China's top antitrust regulator has ordered 34 domestic technology companies to immediately change anti-competitive business practices.
The companies were reportedly sent notices Wednesday as part of the county's crackdown on monopolies and unfair business practices.
The State Administration for Market Regulation said it will continue efforts to eliminate abuses of information and market dominance in the sector.
The agency has summoned the leaders of large technology companies to a meeting this week. Executives from Baidu, JD.com, Tencent and ByteDance have been invited.
A four-month investigation of Alibaba's activities resulted in a record $2.8 billion fine against the e-commerce company for its alleged abuse of its market dominance.
The antitrust watchdog warned other tech companies to "heed Alibaba's example" and to immediately change practices such as forced exclusivity.
Alibaba has committed to following the regulator's recommendations. The company said it would be implementing remedies. Alibaba's share price has gained around 7% since the start of the week.

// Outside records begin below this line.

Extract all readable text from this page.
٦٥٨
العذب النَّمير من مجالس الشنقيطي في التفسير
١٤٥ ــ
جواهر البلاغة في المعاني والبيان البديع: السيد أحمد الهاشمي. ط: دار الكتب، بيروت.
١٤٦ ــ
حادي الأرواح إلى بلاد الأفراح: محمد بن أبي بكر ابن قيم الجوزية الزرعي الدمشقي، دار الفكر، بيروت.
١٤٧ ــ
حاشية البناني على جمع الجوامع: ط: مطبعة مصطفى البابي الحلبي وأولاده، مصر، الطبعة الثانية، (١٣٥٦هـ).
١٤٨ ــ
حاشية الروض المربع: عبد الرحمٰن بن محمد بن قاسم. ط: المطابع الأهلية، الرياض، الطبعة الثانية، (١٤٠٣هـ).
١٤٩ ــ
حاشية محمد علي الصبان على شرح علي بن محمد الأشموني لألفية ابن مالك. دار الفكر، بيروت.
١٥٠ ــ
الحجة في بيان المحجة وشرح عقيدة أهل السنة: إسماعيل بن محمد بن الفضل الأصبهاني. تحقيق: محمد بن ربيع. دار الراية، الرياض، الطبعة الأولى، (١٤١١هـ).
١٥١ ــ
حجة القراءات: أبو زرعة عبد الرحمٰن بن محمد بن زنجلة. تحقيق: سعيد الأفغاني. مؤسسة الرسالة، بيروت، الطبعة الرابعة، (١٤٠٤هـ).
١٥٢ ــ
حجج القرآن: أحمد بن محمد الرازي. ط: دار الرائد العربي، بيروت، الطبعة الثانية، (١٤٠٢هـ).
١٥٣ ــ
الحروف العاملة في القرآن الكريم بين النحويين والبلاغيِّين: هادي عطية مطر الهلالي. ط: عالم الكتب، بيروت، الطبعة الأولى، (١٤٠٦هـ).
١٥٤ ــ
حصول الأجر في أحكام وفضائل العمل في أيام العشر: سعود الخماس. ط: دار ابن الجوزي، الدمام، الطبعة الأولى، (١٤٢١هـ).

Shares of the companies invited to the meeting have not fared well, however. Shares of Meituan and Tencent Holdings all extended losses after the administrator issued its standing orders for reform. As of Tuesday's close, Tencent gave up early gains and finished slightly down while Meituan ended the day with a 3% slide.
Analysts said the investigation into Alibaba was the start of its campaign to curb the power of China's largest technology companies. The administrator is expected to inspect the operations of the 34 companies.
The agency said it expected all of the companies to commit to following the country's rules and laws as they are written.
"This is positive because the administrator is giving the platforms one month to review their practices, rather than dish out fines and penalties without warning," analysts at Bloomberg Intelligence said.